2) Even in the brief space of a sonnet, Shelley suggests a number of narrative frames. How many speakers do you hear in "Ozymandias"? What does each of these voices seem to say to you (or to others) as listeners?

Friday, March 13, 2009

William Blake's "The Chimney Sweeper" - Poetry and Social Change (Due: Monday, March 16, 2009)

For this week's blog posting I'd like you to read a) two versions of "The Chimney Sweeper" published by William Blake in his Songs of Innocence and of Experience (pp. 725-727) and b) an excerpt from testimony given before Parliament in 1831 regarding child labor laws in England (pp. 728-729). You may access these via your online textbook.

After you've finished reading, consider the following perspective on the goals of the Romantic poets and respond to the questions that follow:

The editors of your textbook claim that the Romantic poets hoped to bring about social and political change through their poetry guided by the notion that "imagination, rather than mere reason, was the best response to the forces of change." Additionally, they assert, "The romance genre also allowed writers to explore new, more psychological and mysterious aspects of human experience" (p. 713).

1) Do you agree with the editors of your textbook that Blake's poetry had the power to enact social change by appealing to the imagination of the reader?

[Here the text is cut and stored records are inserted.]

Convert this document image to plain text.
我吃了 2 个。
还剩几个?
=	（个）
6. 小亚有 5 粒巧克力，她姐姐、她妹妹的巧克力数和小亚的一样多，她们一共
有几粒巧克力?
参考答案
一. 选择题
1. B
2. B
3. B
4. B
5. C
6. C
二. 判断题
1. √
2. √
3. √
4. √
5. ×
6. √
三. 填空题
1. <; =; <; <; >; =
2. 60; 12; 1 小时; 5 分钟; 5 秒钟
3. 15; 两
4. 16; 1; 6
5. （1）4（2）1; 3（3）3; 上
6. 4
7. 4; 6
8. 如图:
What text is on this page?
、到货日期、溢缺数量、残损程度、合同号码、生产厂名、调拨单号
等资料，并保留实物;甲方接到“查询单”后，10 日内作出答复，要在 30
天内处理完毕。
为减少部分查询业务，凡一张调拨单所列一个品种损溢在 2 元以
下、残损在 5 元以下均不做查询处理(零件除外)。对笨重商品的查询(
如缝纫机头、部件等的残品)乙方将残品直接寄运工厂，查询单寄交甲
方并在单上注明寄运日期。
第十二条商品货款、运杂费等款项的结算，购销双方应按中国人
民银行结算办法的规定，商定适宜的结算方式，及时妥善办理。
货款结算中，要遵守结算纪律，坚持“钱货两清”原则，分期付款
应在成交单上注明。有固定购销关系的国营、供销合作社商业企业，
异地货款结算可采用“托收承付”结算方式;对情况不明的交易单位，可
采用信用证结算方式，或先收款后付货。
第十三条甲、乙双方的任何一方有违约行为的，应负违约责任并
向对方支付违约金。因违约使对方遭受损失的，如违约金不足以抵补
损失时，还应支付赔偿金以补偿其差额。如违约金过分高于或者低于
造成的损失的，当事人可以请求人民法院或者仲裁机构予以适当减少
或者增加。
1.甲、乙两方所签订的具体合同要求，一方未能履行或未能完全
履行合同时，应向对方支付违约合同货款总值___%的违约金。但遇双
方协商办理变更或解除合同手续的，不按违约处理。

2) Why might the editors have included the Parliament transcript as a primary source document? How did it affect your reading of Blake's work?

Friday, March 6, 2009

Jonathan Swift Teacher Prep Work (Due: Monday, March 9, 2009)

This week I asked you to take on the roll of a teacher to plan a class discussion on the excerpt from Swift's Gulliver' Travels, Part 1: A Voyage to Lilliput (pp. 653-659 in your textbook).

As you read the Swift passage independently, I asked you to perform the following steps as though you were working in preparation to teach this section of the text to a class of students:

1) Generate at least four questions about the selection that you have and that you anticipate other readers might have as they examine this text

2) Point to moments in the selection that you have identified as significant and that you would present to a class for discussion

3) Make predictions about what you think students might find difficult as they read this text and make suggestions for possible ways to help clarify these difficulties
____________________________________________________

For this week's blog, I'd like you to complete the following:

a) Post a version of the questions you asked, the excerpts you chose (with an explanation of why you selected these), and predictions that you made when you completed your individual prep work for teaching.
(You might reference the online textbook at go.hrw.com if you want to quote sections of the text.)

b) Write a short reflective journal entry about the small teacher group work that you started this week.
(What was the good, the bad, the ugly about this work? What would you change? What did you learn?)

c) On Monday, you will have more time to work with these small teacher groups. Will you approach this work differently in any way during that planning period? Has your group developed a vision for a way to teach this excerpt? If not, how will you work to do so?